Le 14 mars dernier, la société ID pharma a annoncé au 31e MEDEC, salon de la médecine, la mise sur le marché français à partir du mois d'avril d'un test de dépistage rapide baptisé « narcotest », basé sur la sueur ou l'urine. Il bénéficie de l'agrément de l'Agence de sécurité sanitaire des produits de santé (AFSSAPS) et sera vendu sur prescription médicale en pharmacie. Il devra cependant toujours être confirmé par une analyse sanguine.

• Les interrogations sur la possibilité de relargage de THC et sur ses effets

Le principe actif du cannabis, une fois fixé dans les tissus -3 à 8 heures après la consommation- se défixe très lentement et n'a donc plus d'effets consécutifs.
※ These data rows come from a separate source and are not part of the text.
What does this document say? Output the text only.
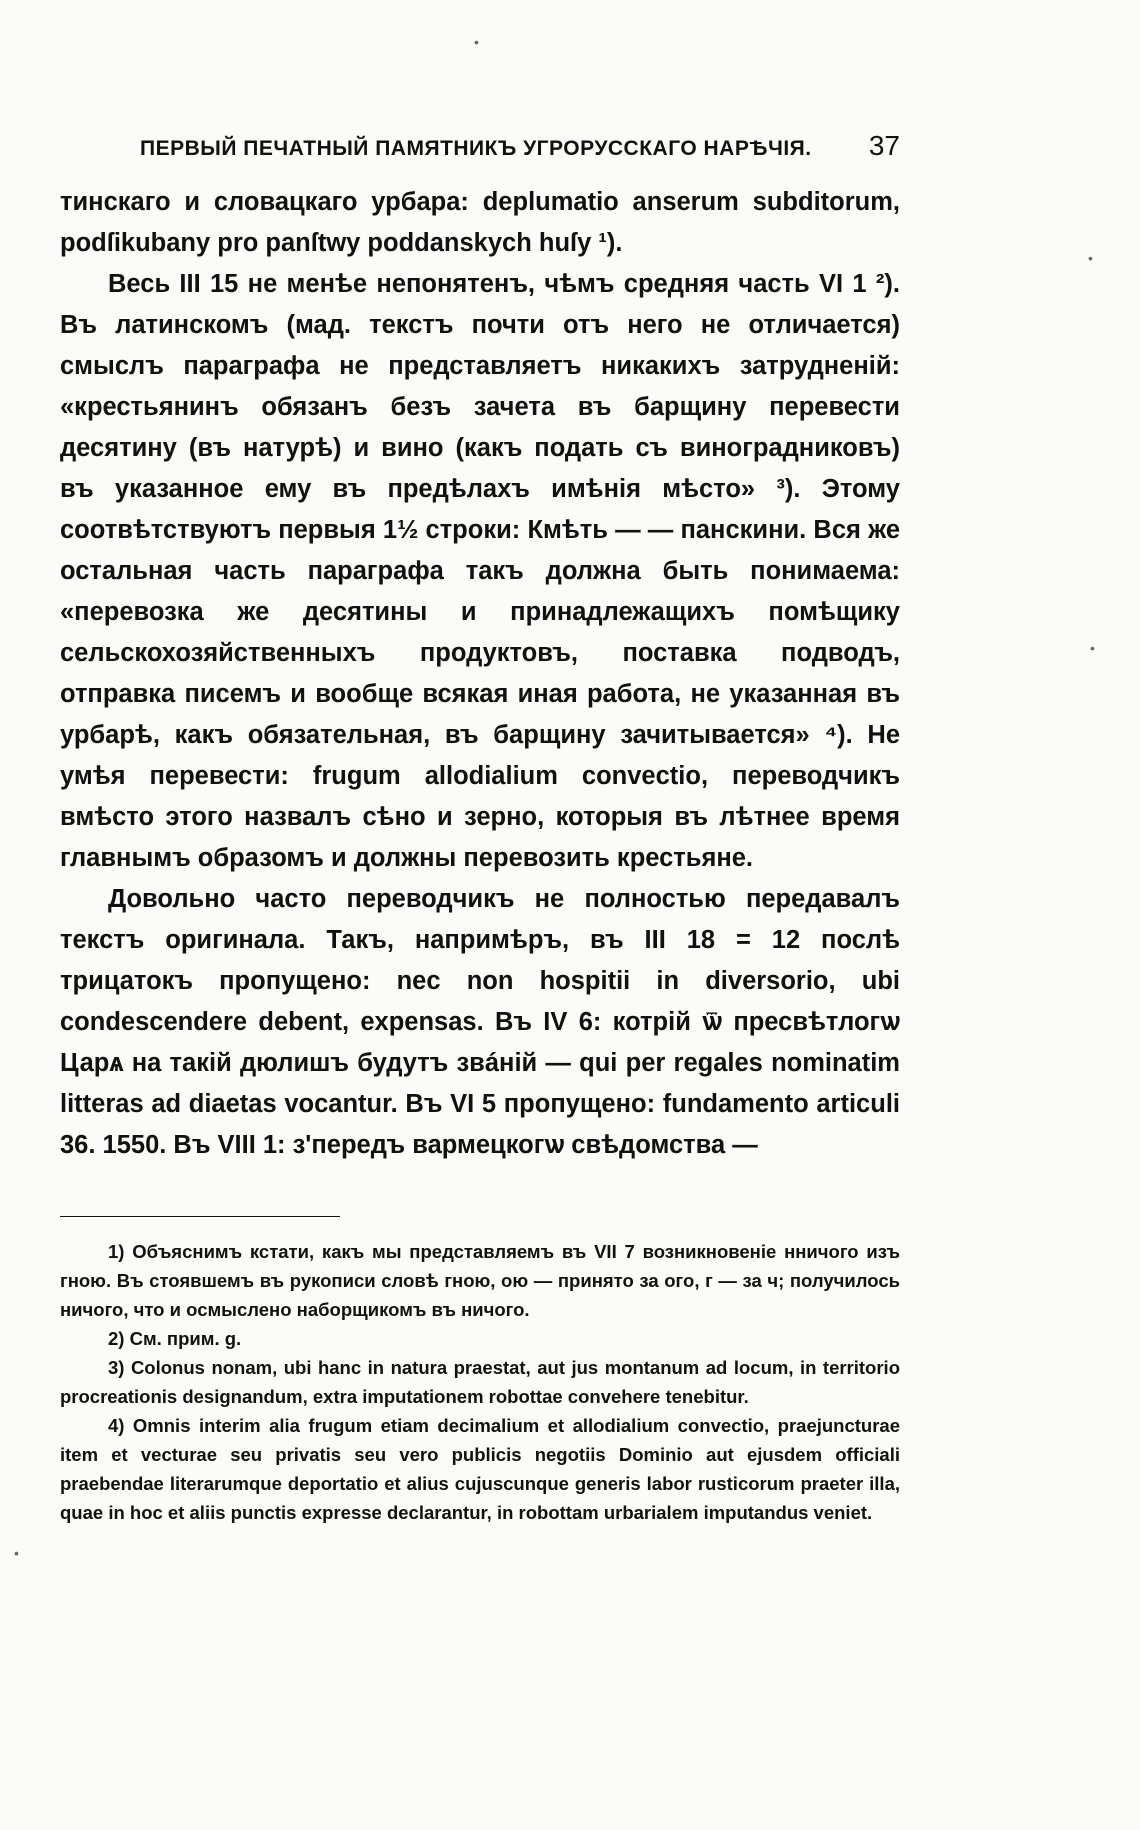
•
•
•
•
ПЕРВЫЙ ПЕЧАТНЫЙ ПАМЯТНИКЪ УГРОРУССКАГО НАРѢЧІЯ. 37

тинскаго и словацкаго урбара: deplumatio anserum subditorum, podſikubany pro panſtwy poddanskych huſy ¹).

Весь III 15 не менѣе непонятенъ, чѣмъ средняя часть VI 1 ²). Въ латинскомъ (мад. текстъ почти отъ него не отличается) смыслъ параграфа не представляетъ никакихъ затрудненій: «крестьянинъ обязанъ безъ зачета въ барщину перевести десятину (въ натурѣ) и вино (какъ подать съ виноградниковъ) въ указанное ему въ предѣлахъ имѣнія мѣсто» ³). Этому соотвѣтствуютъ первыя 1½ строки: Кмѣть — — панскини. Вся же остальная часть параграфа такъ должна быть понимаема: «перевозка же десятины и принадлежащихъ помѣщику сельскохозяйственныхъ продуктовъ, поставка подводъ, отправка писемъ и вообще всякая иная работа, не указанная въ урбарѣ, какъ обязательная, въ барщину зачитывается» ⁴). Не умѣя перевести: frugum allodialium convectio, переводчикъ вмѣсто этого назвалъ сѣно и зерно, которыя въ лѣтнее время главнымъ образомъ и должны перевозить крестьяне.

Довольно часто переводчикъ не полностью передавалъ текстъ оригинала. Такъ, напримѣръ, въ III 18 = 12 послѣ трицатокъ пропущено: nec non hospitii in diversorio, ubi condescendere debent, expensas. Въ IV 6: котрій ѿ пресвѣтлогѡ Царѧ на такій дюлишъ будутъ звáній — qui per regales nominatim litteras ad diaetas vocantur. Въ VI 5 пропущено: fundamento articuli 36. 1550. Въ VIII 1: з'передъ вармецкогѡ свѣдомства —

1) Объяснимъ кстати, какъ мы представляемъ въ VII 7 возникновеніе нничого изъ гною. Въ стоявшемъ въ рукописи словѣ гною, ою — принято за ого, г — за ч; получилось ничого, что и осмыслено наборщикомъ въ ничого.

2) См. прим. g.

3) Colonus nonam, ubi hanc in natura praestat, aut jus montanum ad locum, in territorio procreationis designandum, extra imputationem robottae convehere tenebitur.

4) Omnis interim alia frugum etiam decimalium et allodialium convectio, praejuncturae item et vecturae seu privatis seu vero publicis negotiis Dominio aut ejusdem officiali praebendae literarumque deportatio et alius cujuscunque generis labor rusticorum praeter illa, quae in hoc et aliis punctis expresse declarantur, in robottam urbarialem imputandus veniet.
Cependant, le docteur Jean-Luc Saladin a indiqué lors de son audition que sous l'influence d'un stress, le THC fixé dans les graisses pourrait être brutalement relargué, le sujet revivant alors, quelques fois plusieurs jours après, ce qu'il ressent lorsqu'il est sous l'influence de cannabis.

La majorité des scientifiques auditionnés par la commission d'enquête ont néanmoins fait preuve d'une grande prudence. Ainsi, le docteur Patrick Mura a indiqué que cela avait été rapporté « chez certains sujets et dans certaines circonstances, mais là les travaux scientifiques ne sont pas suffisamment précis pour pouvoir être vraiment formels à ce sujet, nous ne savons pas très bien les circonstances dans lesquelles cela se produit ». Il a cependant lui aussi estimé que de tels cas étaient possibles, même s'ils demeuraient très exceptionnels. Par ailleurs, d'autres scientifiques se demandent si ces cas ne seraient pas plutôt consécutifs à un accident ayant provoqué un stress, auquel cas le lien de causalité ne serait pas établi.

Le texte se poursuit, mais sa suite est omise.